Taína Asili Finds The Beat In Climate Crisis

· 2 min read
Taína Asili Finds The Beat In Climate Crisis

RS Benedict

Fever Pitch
The Linda, WAMC’s Performing Arts Studio
Albany, N.Y.
Jan. 27, 2024

The most striking feature of Taína Asili’s evolving multimedia concert/performance piece Fever Pitch, for me, was the tone.

Most art about climate change is heavy with despair. Fever Pitch leans into optimistic melodies with an energetic beat.

“While my lyrics may be holding the weight of stories related to our climate crisis,” Asili wrote via email after the show, ​“the drums, guitar, and bass can ground us and/or help us to reconnect with our courage and resilience.”

To call Fever Pitch a show feels a little wrong. Yes, Asili sang and danced alongside backers Hettie Barnhill and Eliana Rowe, but the word show implies a kind of audience passivity that Fever Pitch seems designed to discourage. ​“The goal of this show for me is to use the power of art to help us transform our anxiety, grief, and despair into possibility and imagination and to move us toward action,” Asili said.

Asili opened the performance with a land acknowledgement. She told the audience where Fever Pitch came from: her son approached her with his worries about climate change. She told him there is hope, and that there are things he can do, and she believes in the transformative power of art.

For the bulk of the evening, Fever Pitch waltzed between three modes. First, an introduction discussing a song’s inspiration, political meaning, and purpose. Then, a glimpse of a mini- documentary about the issue. And then, as documentary footage played, Asili and her band would burst into song.

They began with ​“Plant the Seed,” a track about reconnecting to the earth through ancestral wisdom.

The songs that evening focused on the intersection between climate justice and other social issues. There was ​“Nature,” which comments on colonization and capitalism. ​“Resiliencia,” which had a harder edge, expressed fury at Hurricane Maria’s destruction with rock guitar riffs, and was backed by footage of the wreckage left by the storm. Asili sang the titular lyric two ways, she said: one way to express rage, the other to express hope. For ​“Horizon,” Asili asked the audience to write statements and slip them into a gourd, which she drew from like a raffle and incorporated into the song: ​“Renewal. Resilience. Indigenous. No more fossil fuels.”

She ended with ​“Fever Pitch,” which alternated downbeat verses about the horrors of global warming with an upbeat chorus about catching a ​“fever” for liberation. This last song brought a prolonged standing ovation from the audience.
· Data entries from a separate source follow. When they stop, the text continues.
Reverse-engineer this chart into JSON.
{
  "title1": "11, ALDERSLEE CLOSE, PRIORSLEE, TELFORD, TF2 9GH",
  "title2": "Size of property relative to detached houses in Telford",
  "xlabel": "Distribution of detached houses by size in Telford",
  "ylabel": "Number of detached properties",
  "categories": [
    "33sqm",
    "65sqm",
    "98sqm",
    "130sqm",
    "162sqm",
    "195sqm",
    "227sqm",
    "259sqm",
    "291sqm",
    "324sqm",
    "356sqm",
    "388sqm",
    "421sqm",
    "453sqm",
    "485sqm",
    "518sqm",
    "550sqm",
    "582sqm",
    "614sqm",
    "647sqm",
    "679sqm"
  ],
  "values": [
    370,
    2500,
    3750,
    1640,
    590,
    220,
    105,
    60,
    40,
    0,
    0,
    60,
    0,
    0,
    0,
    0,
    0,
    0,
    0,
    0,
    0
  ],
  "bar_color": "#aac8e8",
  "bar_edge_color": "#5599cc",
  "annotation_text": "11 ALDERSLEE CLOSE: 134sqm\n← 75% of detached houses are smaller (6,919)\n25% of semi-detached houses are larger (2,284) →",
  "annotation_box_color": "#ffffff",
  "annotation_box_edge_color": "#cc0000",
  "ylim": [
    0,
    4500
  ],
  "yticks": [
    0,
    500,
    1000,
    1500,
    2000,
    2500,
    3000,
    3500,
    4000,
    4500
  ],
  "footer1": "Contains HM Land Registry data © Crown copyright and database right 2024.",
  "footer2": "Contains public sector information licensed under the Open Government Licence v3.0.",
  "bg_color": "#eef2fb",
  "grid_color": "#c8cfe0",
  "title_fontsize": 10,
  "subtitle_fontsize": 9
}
This was not just entertainment. Asili, who had spent much of the performance nudging the audience toward participation, returned from a short intermission to host a panel discussion on climate justice. She brought out a handful of local activists: Leah Penniman of Soul Fire Farm, Xanthe Plymale of Fridays for the Future, Alÿcia Bacon of the Berkshire Taconic Community Foundation, and Mertin Simpson of the Sheridan Hollow Alliance for Renewable Energy. The panelists spoke about solutions to the climate crisis and the necessity of climate activism. ​“Act with the urgency required,” Simpson said, ​“because we are at a tipping point.”

The show wrapped promptly. Before descending from the stage, Asili urged the people in the audience to talk to each other and find community. And they did, lingering at the Linda, talking, sharing, connecting, well after she was gone.